Finite difference second derivative: Error analysis I want to approximate $f''(x)$ using finite differences. From 
\begin{align*}
f(x+h)=f(x)+f'(x)h+\frac{1}{2}f''(x)h^2+\frac{1}{6}f'''(x)h^3+O(h^4),\\
f(x-h)=f(x)-f'(x)h+\frac{1}{2}f''(x)h^2-\frac{1}{6}f'''(x)h^3+O(h^4),
\end{align*}
we easily obtain
\begin{align}
f''(x)=\frac{f(x+h)-2f(x)+f(x-h)}{h^2}+O(h^2).
\end{align}
Alternatively, we can apply centered finite differences twice with step size $h/2$ and error $O(h^2)$ to write: 
\begin{align}
f''(x) &= \frac{f'(x+h/2)-f'(x-h/2)}{h}+O(h^2)\\
&=\frac{\frac{f(x+h)-f(x)}{h}-\frac{f(x)-f(x-h)}{h}+O(h^2)}{h}+O(h^2)\\
&=\frac{f(x+h)-2f(x)+f(x-h)}{h^2}+O(h)+O(h^2).
\end{align}
I do not understand the inconsistency between the two approaches. Should the $O(h)$ error term above vanish?
 A: You get
$$f''(x)=\frac{\frac{f(x+h)-f(x)}{h}-\frac{f(x)-f(x-h)}{h}+O(h^2)}{h}$$by reasoning that the two approximations to $f'$ both have leading error $O(h^2)$ and therefore their difference will have error $O(h^2)$.
In fact they have the same leading error term which will cancel upon subtraction, and leave you with the result that you were expecting. 

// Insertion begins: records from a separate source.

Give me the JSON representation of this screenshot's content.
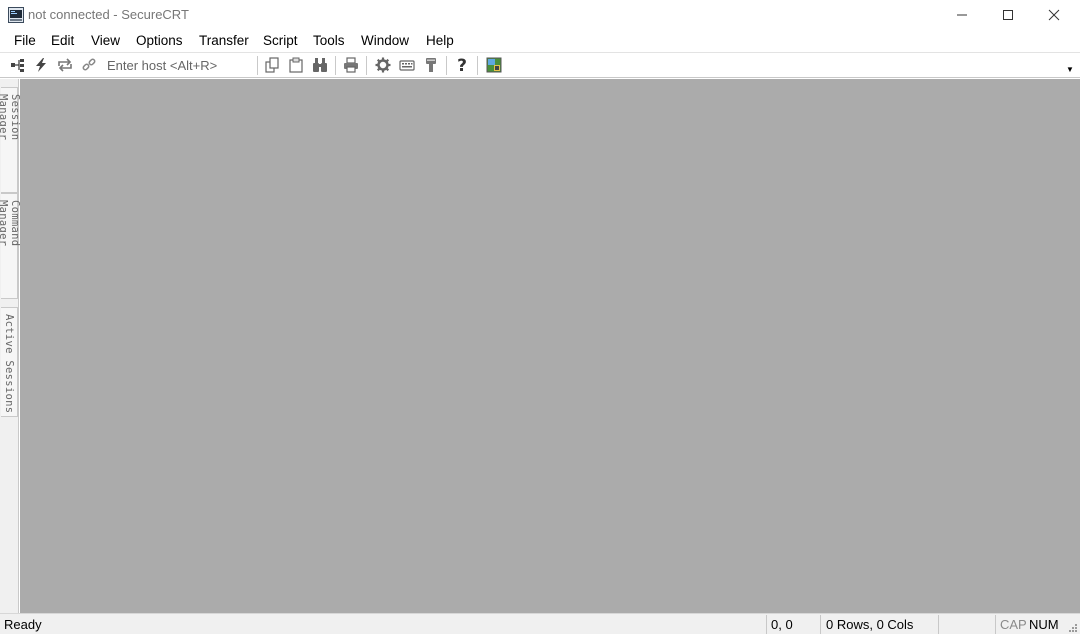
{
  "window": {
    "title": "not connected - SecureCRT"
  },
  "menu": {
    "items": [
      "File",
      "Edit",
      "View",
      "Options",
      "Transfer",
      "Script",
      "Tools",
      "Window",
      "Help"
    ]
  },
  "toolbar": {
    "host_placeholder": "Enter host <Alt+R>",
    "icons": [
      "connect-icon",
      "quick-connect-icon",
      "reconnect-icon",
      "disconnect-icon",
      "copy-icon",
      "paste-icon",
      "find-icon",
      "print-icon",
      "session-options-icon",
      "keymap-icon",
      "sftp-icon",
      "help-icon",
      "map-icon"
    ]
  },
  "sidetabs": {
    "session_manager": "Session Manager",
    "command_manager": "Command Manager",
    "active_sessions": "Active Sessions"
  },
  "status": {
    "ready": "Ready",
    "position": "0, 0",
    "size": "0 Rows, 0 Cols",
    "cap": "CAP",
    "num": "NUM"
  },
  "colors": {
    "workspace": "#ababab",
    "statusbar": "#f0f0f0",
    "title_text": "#777777"
  }
}
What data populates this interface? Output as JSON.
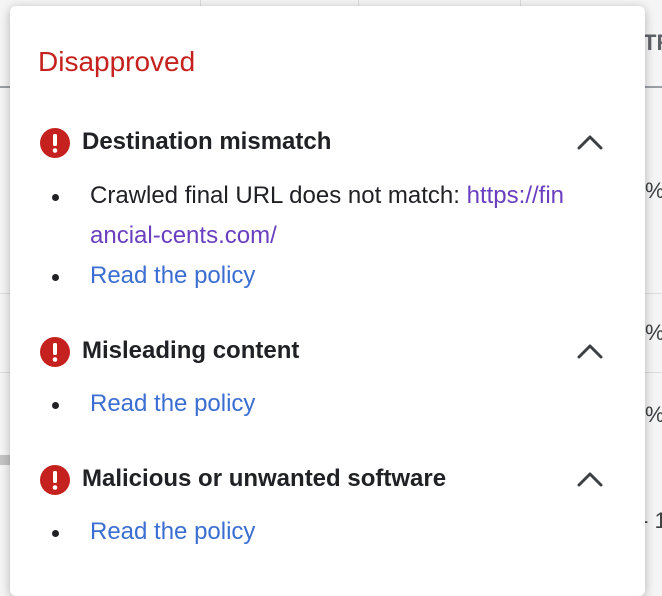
{
  "background": {
    "header_fragment": "TR",
    "row_fragments": [
      "%",
      "%",
      "%",
      "- 1"
    ]
  },
  "popup": {
    "status": "Disapproved",
    "status_color": "#c5221f",
    "issues": [
      {
        "title": "Destination mismatch",
        "icon": "error-icon",
        "expand_icon": "chevron-up-icon",
        "detail_prefix": "Crawled final URL does not match: ",
        "detail_url_line1": "https://fin",
        "detail_url_line2": "ancial-cents.com/",
        "policy_link": "Read the policy"
      },
      {
        "title": "Misleading content",
        "icon": "error-icon",
        "expand_icon": "chevron-up-icon",
        "policy_link": "Read the policy"
      },
      {
        "title": "Malicious or unwanted software",
        "icon": "error-icon",
        "expand_icon": "chevron-up-icon",
        "policy_link": "Read the policy"
      }
    ]
  }
}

A: The leading error terms  for $f'\left(x+\frac{h}{2}\right)$ and $f'\left(x-\frac{h}{2}\right)$ are $-\frac{h^2}{24}f'''\left(x+\frac{h}{2}\right)$ and $\frac{h^2}{24}f'''\left(x-\frac{h}{2}\right),$ respectively. You can see this, for example, for $f'\left(x+\frac{h}{2}\right)$ by subtracting the Taylor series expansions of $f(x+h)$ and $f(x)$ about $x+(h/2)$ and then dividing the result by $h.$ So, we get
$$\dfrac{f'\left(x+\frac{h}{2}\right)-f'\left(x-\frac{h}{2}\right)}{h} = \dfrac{f(x+h)-2f(x)+f(x-h)}{h^2}+\dfrac{h}{24}\left[f'''\left(x-\frac{h}{2}\right)-f'''\left(x+\frac{h}{2}\right)\right]+\cdots.$$
As you pointed out, it appears like the leading error term is $O(h),$ but if you Taylor expand $f'''\left(x-\frac{h}{2}\right)$ and $f'''\left(x+\frac{h}{2}\right)$ about $x,$ you will see that the term inside the square bracket above simplifies to $-hf''''(x)+\cdots,$ and therefore the leading error term is indeed $O(h^2)$ as expected.